It's been a tough year for a lot of us. We're unemployed, underemployed, without health care, without health insurance and without hope. We're treated as if we don't exist by those in power. Corporations and the mega-rich seem to always get their way. It does make one wonder:
Do people really matter?
By "people" I mean human beings. The reason I ask this is because of an intriguing statement I heard on a radio program this evening. I stopped to listen to it since the show's host said this gentleman had the answers as to why so many of us who are constantly applying to jobs and desperately looking for work can't seem to connect with employers. It's not that employers don't have jobs--this individual assured us they most certainly do. And then the expert stated the reason why more of us don't get hired is this:
"No one qualified applies for the jobs."
Huh? There are millions looking for work. Surely some of these people have some job skills, right?
The expert then gave the example of a corporation that recently needed to hire an engineer--pretty much an entry level position. 25,000 applications were submitted for that one opening. That's the population of many small cities. And guess what? No one qualified applied for the job according to the corporation. Not a one. What are the odds of that happening?
In fact, there were probably many qualified individuals who applied for the position, since the self-same corporation had downsized recently and had eliminated similar positions. A few ex-workers probably re-applied to work at their old firm, right? Why were there no "qualified applicants"?
Answer: the computer that scanned the 25,000 applications told the corporate big-wigs that there were no qualified applicants.
Obviously, those that have the power to hire are more apt to believe a machine than their own senses. Because if those corporate types had kept on the human beings who staffed their human resources (as opposed to computer resources) department, the bosses would have been given a large number of qualified applicants to consider for the engineer opening.

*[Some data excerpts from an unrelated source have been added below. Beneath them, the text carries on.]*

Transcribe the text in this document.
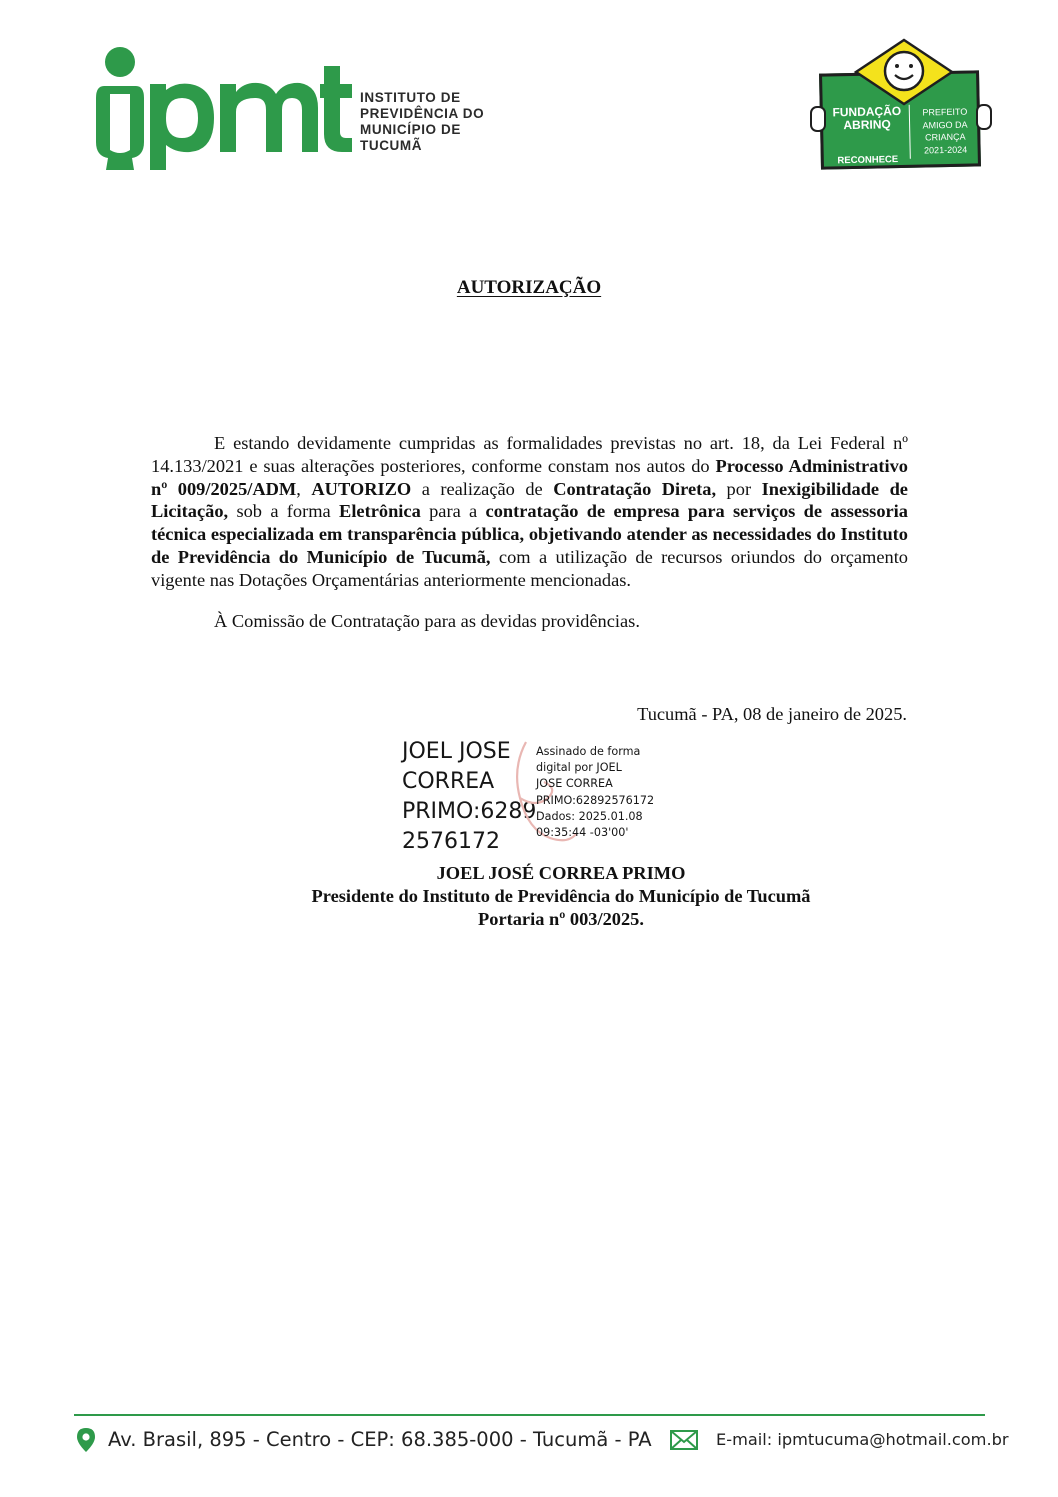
INSTITUTO DE
PREVIDÊNCIA DO
MUNICÍPIO DE
TUCUMÃ
FUNDAÇÃO
ABRINQ
RECONHECE
PREFEITO
AMIGO DA
CRIANÇA
2021-2024
AUTORIZAÇÃO
E estando devidamente cumpridas as formalidades previstas no art. 18, da Lei Federal nº 14.133/2021 e suas alterações posteriores, conforme constam nos autos do Processo Administrativo nº 009/2025/ADM, AUTORIZO a realização de Contratação Direta, por Inexigibilidade de Licitação, sob a forma Eletrônica para a contratação de empresa para serviços de assessoria técnica especializada em transparência pública, objetivando atender as necessidades do Instituto de Previdência do Município de Tucumã, com a utilização de recursos oriundos do orçamento vigente nas Dotações Orçamentárias anteriormente mencionadas.
À Comissão de Contratação para as devidas providências.
Tucumã - PA, 08 de janeiro de 2025.
JOEL JOSE
CORREA
PRIMO:6289
2576172
Assinado de forma
digital por JOEL
JOSE CORREA
PRIMO:62892576172
Dados: 2025.01.08
09:35:44 -03'00'
JOEL JOSÉ CORREA PRIMO
Presidente do Instituto de Previdência do Município de Tucumã
Portaria nº 003/2025.
Av. Brasil, 895 - Centro - CEP: 68.385-000 - Tucumã - PA	E-mail: ipmtucuma@hotmail.com.br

But in the end, the big-wigs decided they didn't need human beings to help make hiring decisions. Computers could make these decisions just as well, if not faster. After all, human beings expect to be paid a wage and they might want such horrendous things as medical and dental insurance and sick leave. Can't have that, can we?
So, do people really matter? I guess not--at least not until computers start demanding days off with pay and health insurance.